We were a small diehard clique that bonded through link lists instead of status updates. A substitute family that got us through the usual disasters—bad breakups, failed exams, parents on our backs. We knew something connected us, even if it was just the weird combination of bits and bytes and the occasional semi-nude photo from one of the girls. The rest of the world didn’t want us anyway. Too ugly, too weird, too fat, too much. But I loved every single one of them because we rode through the same shit together on our self-built machines.
Then something shifted. Maybe gradually, maybe all at once. The internet became different. Worse.
When I go back through deleted posts from that time—when people still bought CDs, when the Dreamcast was current, when you could write openly about sex without shame—I realize how lucky I was to be there. Nobody cared if you spent ten paragraphs talking about your friend’s body in crude detail. You could put Nazis and Smurfs and terrible jokes in the same sentence without getting hate mail or discourse. You could insult your twelve daily visitors just because they made you miss The O.C., and the only consequence was some coked-up asshole knocking the antenna off your roof. There was something honest about how little we cared who was listening.

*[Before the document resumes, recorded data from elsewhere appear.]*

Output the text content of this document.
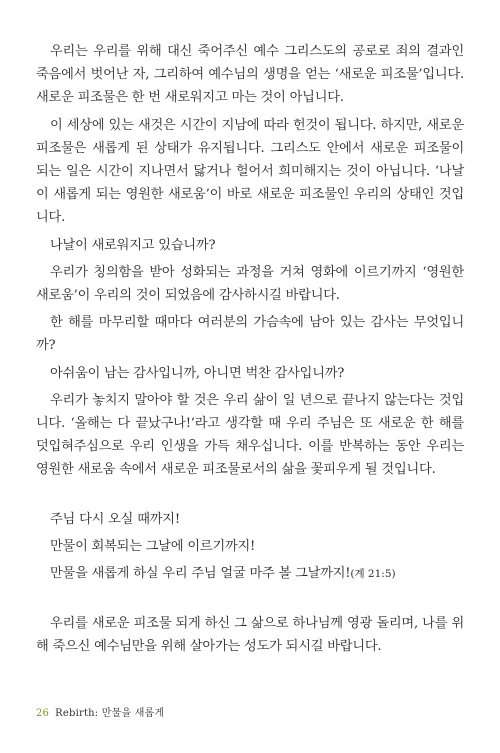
우리는 우리를 위해 대신 죽어주신 예수 그리스도의 공로로 죄의 결과인 죽음에서 벗어난 자, 그리하여 예수님의 생명을 얻는 ‘새로운 피조물’입니다. 새로운 피조물은 한 번 새로워지고 마는 것이 아닙니다.

이 세상에 있는 새것은 시간이 지남에 따라 헌것이 됩니다. 하지만, 새로운 피조물은 새롭게 된 상태가 유지됩니다. 그리스도 안에서 새로운 피조물이 되는 일은 시간이 지나면서 닳거나 헐어서 희미해지는 것이 아닙니다. ‘나날이 새롭게 되는 영원한 새로움’이 바로 새로운 피조물인 우리의 상태인 것입니다.

나날이 새로워지고 있습니까?

우리가 칭의함을 받아 성화되는 과정을 거쳐 영화에 이르기까지 ‘영원한 새로움’이 우리의 것이 되었음에 감사하시길 바랍니다.

한 해를 마무리할 때마다 여러분의 가슴속에 남아 있는 감사는 무엇입니까?

아쉬움이 남는 감사입니까, 아니면 벅찬 감사입니까?

우리가 놓치지 말아야 할 것은 우리 삶이 일 년으로 끝나지 않는다는 것입니다. ‘올해는 다 끝났구나!’라고 생각할 때 우리 주님은 또 새로운 한 해를 덧입혀주심으로 우리 인생을 가득 채우십니다. 이를 반복하는 동안 우리는 영원한 새로움 속에서 새로운 피조물로서의 삶을 꽃피우게 될 것입니다.

주님 다시 오실 때까지!

만물이 회복되는 그날에 이르기까지!

만물을 새롭게 하실 우리 주님 얼굴 마주 볼 그날까지!(계 21:5)

우리를 새로운 피조물 되게 하신 그 삶으로 하나님께 영광 돌리며, 나를 위해 죽으신 예수님만을 위해 살아가는 성도가 되시길 바랍니다.

26 Rebirth: 만물을 새롭게
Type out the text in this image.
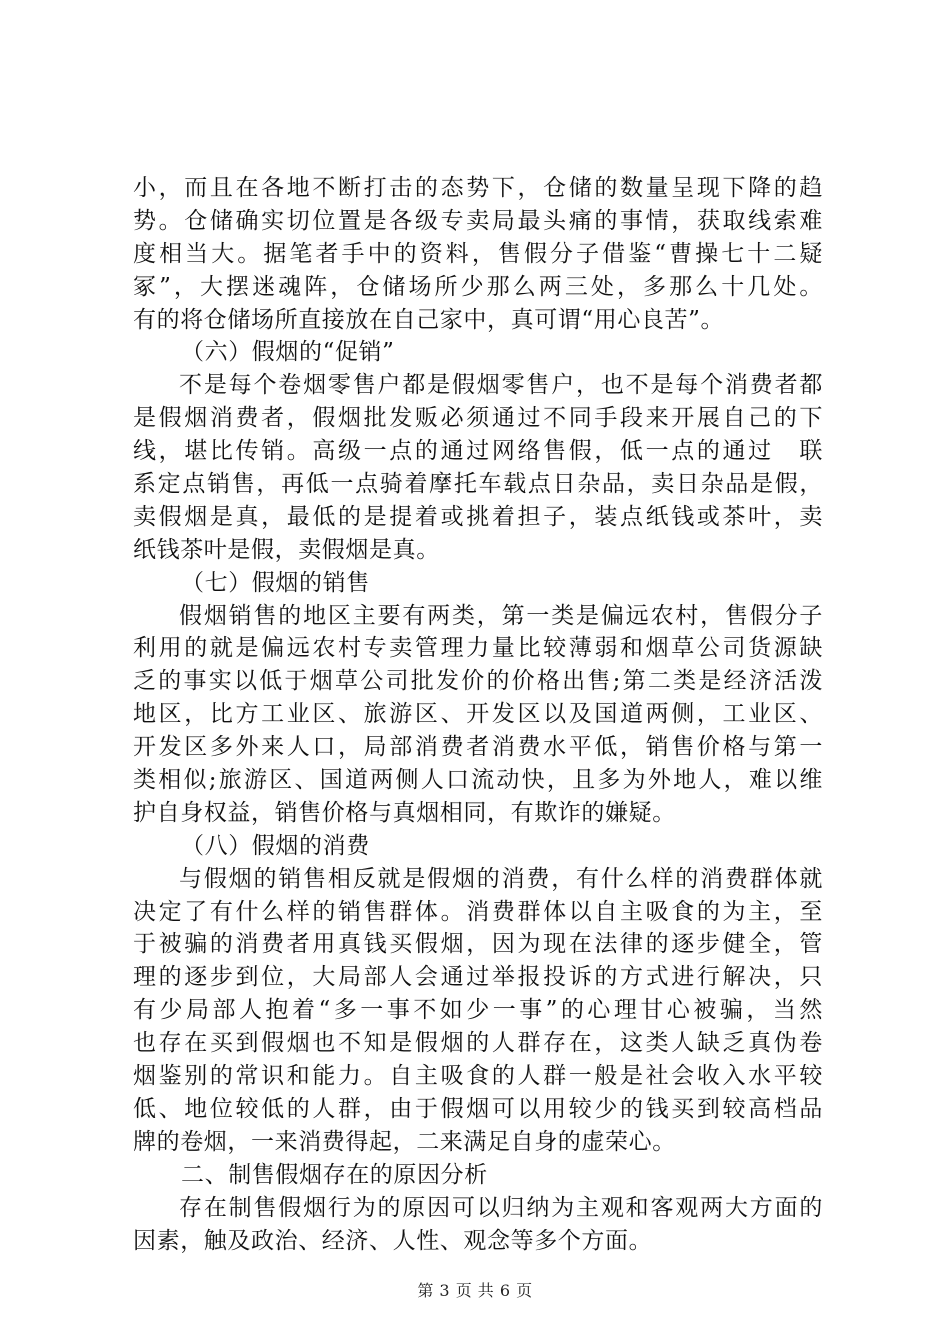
小，而且在各地不断打击的态势下，仓储的数量呈现下降的趋
势。仓储确实切位置是各级专卖局最头痛的事情，获取线索难
度相当大。据笔者手中的资料，售假分子借鉴“曹操七十二疑
冢”，大摆迷魂阵，仓储场所少那么两三处，多那么十几处。
有的将仓储场所直接放在自己家中，真可谓“用心良苦”。
（六）假烟的“促销”
不是每个卷烟零售户都是假烟零售户，也不是每个消费者都
是假烟消费者，假烟批发贩必须通过不同手段来开展自己的下
线，堪比传销。高级一点的通过网络售假，低一点的通过　联
系定点销售，再低一点骑着摩托车载点日杂品，卖日杂品是假，
卖假烟是真，最低的是提着或挑着担子，装点纸钱或茶叶，卖
纸钱茶叶是假，卖假烟是真。
（七）假烟的销售
假烟销售的地区主要有两类，第一类是偏远农村，售假分子
利用的就是偏远农村专卖管理力量比较薄弱和烟草公司货源缺
乏的事实以低于烟草公司批发价的价格出售;第二类是经济活泼
地区，比方工业区、旅游区、开发区以及国道两侧，工业区、
开发区多外来人口，局部消费者消费水平低，销售价格与第一
类相似;旅游区、国道两侧人口流动快，且多为外地人，难以维
护自身权益，销售价格与真烟相同，有欺诈的嫌疑。
（八）假烟的消费
与假烟的销售相反就是假烟的消费，有什么样的消费群体就
决定了有什么样的销售群体。消费群体以自主吸食的为主，至
于被骗的消费者用真钱买假烟，因为现在法律的逐步健全，管
理的逐步到位，大局部人会通过举报投诉的方式进行解决，只
有少局部人抱着“多一事不如少一事”的心理甘心被骗，当然
也存在买到假烟也不知是假烟的人群存在，这类人缺乏真伪卷
烟鉴别的常识和能力。自主吸食的人群一般是社会收入水平较
低、地位较低的人群，由于假烟可以用较少的钱买到较高档品
牌的卷烟，一来消费得起，二来满足自身的虚荣心。
二、制售假烟存在的原因分析
存在制售假烟行为的原因可以归纳为主观和客观两大方面的
因素，触及政治、经济、人性、观念等多个方面。
第 3 页 共 6 页
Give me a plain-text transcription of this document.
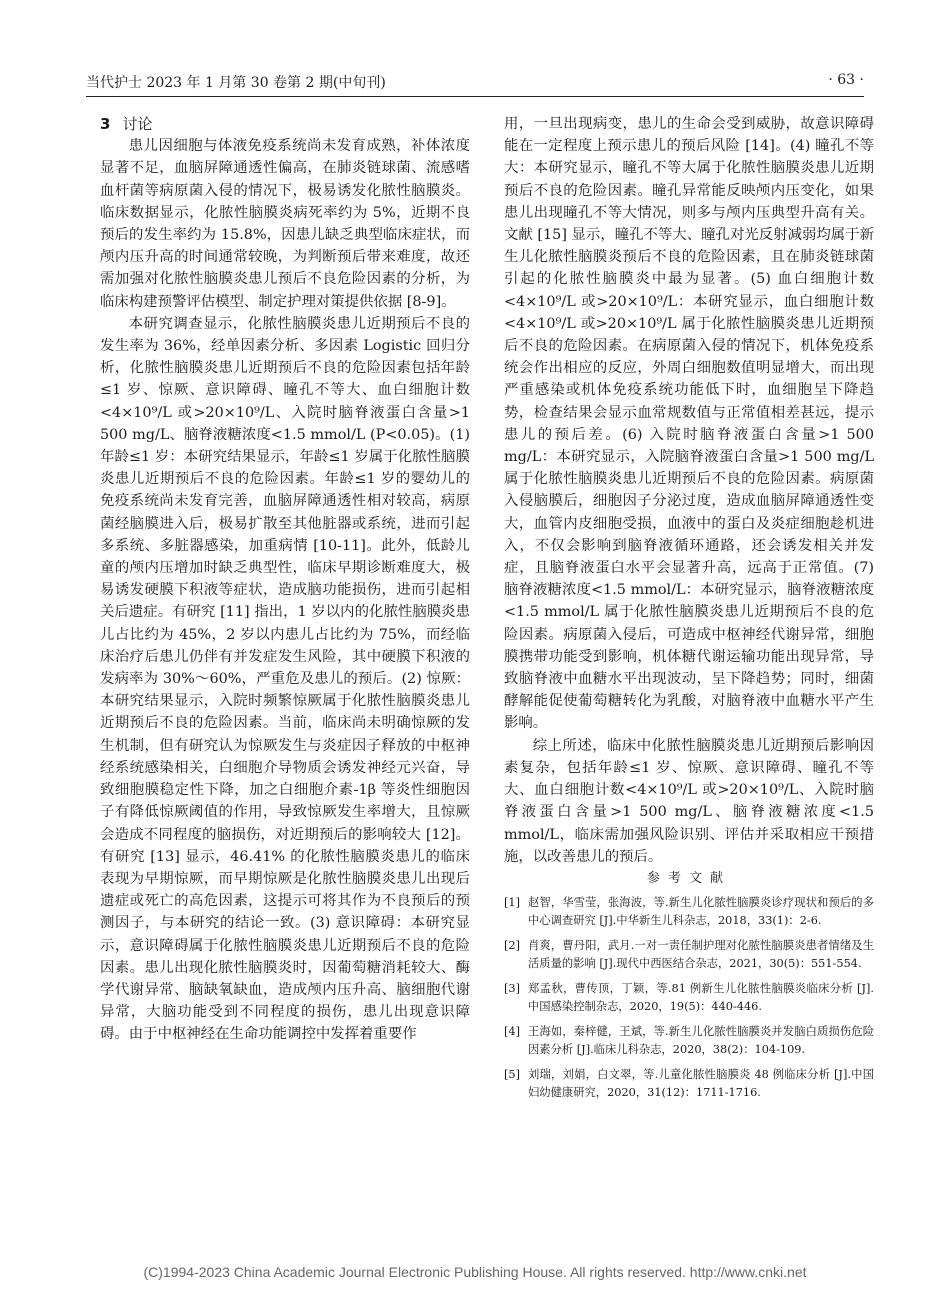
当代护士 2023 年 1 月第 30 卷第 2 期(中旬刊)	· 63 ·
3 讨论

患儿因细胞与体液免疫系统尚未发育成熟，补体浓度显著不足，血脑屏障通透性偏高，在肺炎链球菌、流感嗜血杆菌等病原菌入侵的情况下，极易诱发化脓性脑膜炎。临床数据显示，化脓性脑膜炎病死率约为 5%，近期不良预后的发生率约为 15.8%，因患儿缺乏典型临床症状，而颅内压升高的时间通常较晚，为判断预后带来难度，故还需加强对化脓性脑膜炎患儿预后不良危险因素的分析，为临床构建预警评估模型、制定护理对策提供依据 [8-9]。

本研究调查显示，化脓性脑膜炎患儿近期预后不良的发生率为 36%，经单因素分析、多因素 Logistic 回归分析，化脓性脑膜炎患儿近期预后不良的危险因素包括年龄≤1 岁、惊厥、意识障碍、瞳孔不等大、血白细胞计数<4×10⁹/L 或>20×10⁹/L、入院时脑脊液蛋白含量>1 500 mg/L、脑脊液糖浓度<1.5 mmol/L (P<0.05)。(1) 年龄≤1 岁：本研究结果显示，年龄≤1 岁属于化脓性脑膜炎患儿近期预后不良的危险因素。年龄≤1 岁的婴幼儿的免疫系统尚未发育完善，血脑屏障通透性相对较高，病原菌经脑膜进入后，极易扩散至其他脏器或系统，进而引起多系统、多脏器感染，加重病情 [10-11]。此外，低龄儿童的颅内压增加时缺乏典型性，临床早期诊断难度大，极易诱发硬膜下积液等症状，造成脑功能损伤，进而引起相关后遗症。有研究 [11] 指出，1 岁以内的化脓性脑膜炎患儿占比约为 45%，2 岁以内患儿占比约为 75%，而经临床治疗后患儿仍伴有并发症发生风险，其中硬膜下积液的发病率为 30%～60%，严重危及患儿的预后。(2) 惊厥：本研究结果显示，入院时频繁惊厥属于化脓性脑膜炎患儿近期预后不良的危险因素。当前，临床尚未明确惊厥的发生机制，但有研究认为惊厥发生与炎症因子释放的中枢神经系统感染相关，白细胞介导物质会诱发神经元兴奋，导致细胞膜稳定性下降，加之白细胞介素-1β 等炎性细胞因子有降低惊厥阈值的作用，导致惊厥发生率增大，且惊厥会造成不同程度的脑损伤，对近期预后的影响较大 [12]。有研究 [13] 显示，46.41% 的化脓性脑膜炎患儿的临床表现为早期惊厥，而早期惊厥是化脓性脑膜炎患儿出现后遗症或死亡的高危因素，这提示可将其作为不良预后的预测因子，与本研究的结论一致。(3) 意识障碍：本研究显示，意识障碍属于化脓性脑膜炎患儿近期预后不良的危险因素。患儿出现化脓性脑膜炎时，因葡萄糖消耗较大、酶学代谢异常、脑缺氧缺血，造成颅内压升高、脑细胞代谢异常，大脑功能受到不同程度的损伤，患儿出现意识障碍。由于中枢神经在生命功能调控中发挥着重要作

用，一旦出现病变，患儿的生命会受到威胁，故意识障碍能在一定程度上预示患儿的预后风险 [14]。(4) 瞳孔不等大：本研究显示，瞳孔不等大属于化脓性脑膜炎患儿近期预后不良的危险因素。瞳孔异常能反映颅内压变化，如果患儿出现瞳孔不等大情况，则多与颅内压典型升高有关。文献 [15] 显示，瞳孔不等大、瞳孔对光反射减弱均属于新生儿化脓性脑膜炎预后不良的危险因素，且在肺炎链球菌引起的化脓性脑膜炎中最为显著。(5) 血白细胞计数<4×10⁹/L 或>20×10⁹/L：本研究显示，血白细胞计数<4×10⁹/L 或>20×10⁹/L 属于化脓性脑膜炎患儿近期预后不良的危险因素。在病原菌入侵的情况下，机体免疫系统会作出相应的反应，外周白细胞数值明显增大，而出现严重感染或机体免疫系统功能低下时，血细胞呈下降趋势，检查结果会显示血常规数值与正常值相差甚远，提示患儿的预后差。(6) 入院时脑脊液蛋白含量>1 500 mg/L：本研究显示，入院脑脊液蛋白含量>1 500 mg/L 属于化脓性脑膜炎患儿近期预后不良的危险因素。病原菌入侵脑膜后，细胞因子分泌过度，造成血脑屏障通透性变大，血管内皮细胞受损，血液中的蛋白及炎症细胞趁机进入，不仅会影响到脑脊液循环通路，还会诱发相关并发症，且脑脊液蛋白水平会显著升高，远高于正常值。(7) 脑脊液糖浓度<1.5 mmol/L：本研究显示，脑脊液糖浓度<1.5 mmol/L 属于化脓性脑膜炎患儿近期预后不良的危险因素。病原菌入侵后，可造成中枢神经代谢异常，细胞膜携带功能受到影响，机体糖代谢运输功能出现异常，导致脑脊液中血糖水平出现波动，呈下降趋势；同时，细菌酵解能促使葡萄糖转化为乳酸，对脑脊液中血糖水平产生影响。

综上所述，临床中化脓性脑膜炎患儿近期预后影响因素复杂，包括年龄≤1 岁、惊厥、意识障碍、瞳孔不等大、血白细胞计数<4×10⁹/L 或>20×10⁹/L、入院时脑脊液蛋白含量>1 500 mg/L、脑脊液糖浓度<1.5 mmol/L，临床需加强风险识别、评估并采取相应干预措施，以改善患儿的预后。

参考文献
[1] 赵智，华雪莹，张海波，等.新生儿化脓性脑膜炎诊疗现状和预后的多中心调查研究 [J].中华新生儿科杂志，2018，33(1)：2-6.
[2] 肖爽，曹丹阳，武月.一对一责任制护理对化脓性脑膜炎患者情绪及生活质量的影响 [J].现代中西医结合杂志，2021，30(5)：551-554.
[3] 郑孟秋，曹传顶，丁颖，等.81 例新生儿化脓性脑膜炎临床分析 [J].中国感染控制杂志，2020，19(5)：440-446.
[4] 王海如，秦梓健，王斌，等.新生儿化脓性脑膜炎并发脑白质损伤危险因素分析 [J].临床儿科杂志，2020，38(2)：104-109.
[5] 刘瑞，刘娟，白文翠，等.儿童化脓性脑膜炎 48 例临床分析 [J].中国妇幼健康研究，2020，31(12)：1711-1716.
(C)1994-2023 China Academic Journal Electronic Publishing House. All rights reserved. http://www.cnki.net
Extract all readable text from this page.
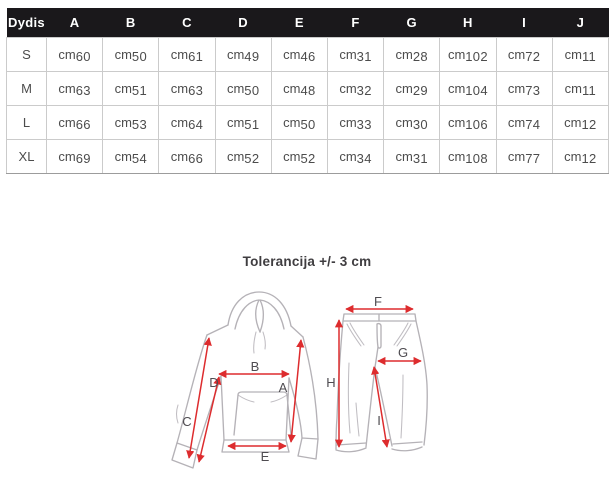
Dydis	A	B	C	D	E	F	G	H	I	J
S	cm60	cm50	cm61	cm49	cm46	cm31	cm28	cm102	cm72	cm11
M	cm63	cm51	cm63	cm50	cm48	cm32	cm29	cm104	cm73	cm11
L	cm66	cm53	cm64	cm51	cm50	cm33	cm30	cm106	cm74	cm12
XL	cm69	cm54	cm66	cm52	cm52	cm34	cm31	cm108	cm77	cm12
Tolerancija +/- 3 cm
B
D	A
C
E
F
G
H
I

Most of them left. Got real jobs as construction workers or accountants or just quit the internet entirely. The rest got absorbed into whatever social media became, and now they’re stuck counting followers and arguing with idiots in the replies. I don’t blame them for leaving.
A few of us are still around. Ines lives in Berlin, writes sometimes in English. She made a life that isn’t terrible. Marcel became some kind of internet god, gathering more zealots as he goes. I don’t know how to feel about that anymore. Sara left—abandoned all of it, the crude talk, the jokes, the Australian guys—and went traveling instead. She’s the only one I’m genuinely jealous of because she was the one who made this whole internet thing actually cool, and now she’s somewhere warm doing something that matters.
I copy my favorite old posts into a blank document, close the browser, and think about where I’d be without those weird people. No idea. The world just keeps changing and if you can’t keep up you’ve got real problems. So I tell myself that even back then it wasn’t as perfect as I pretend it was, that I’m romanticizing it all, and I’m back here. Present. Still online. Still thinking about it.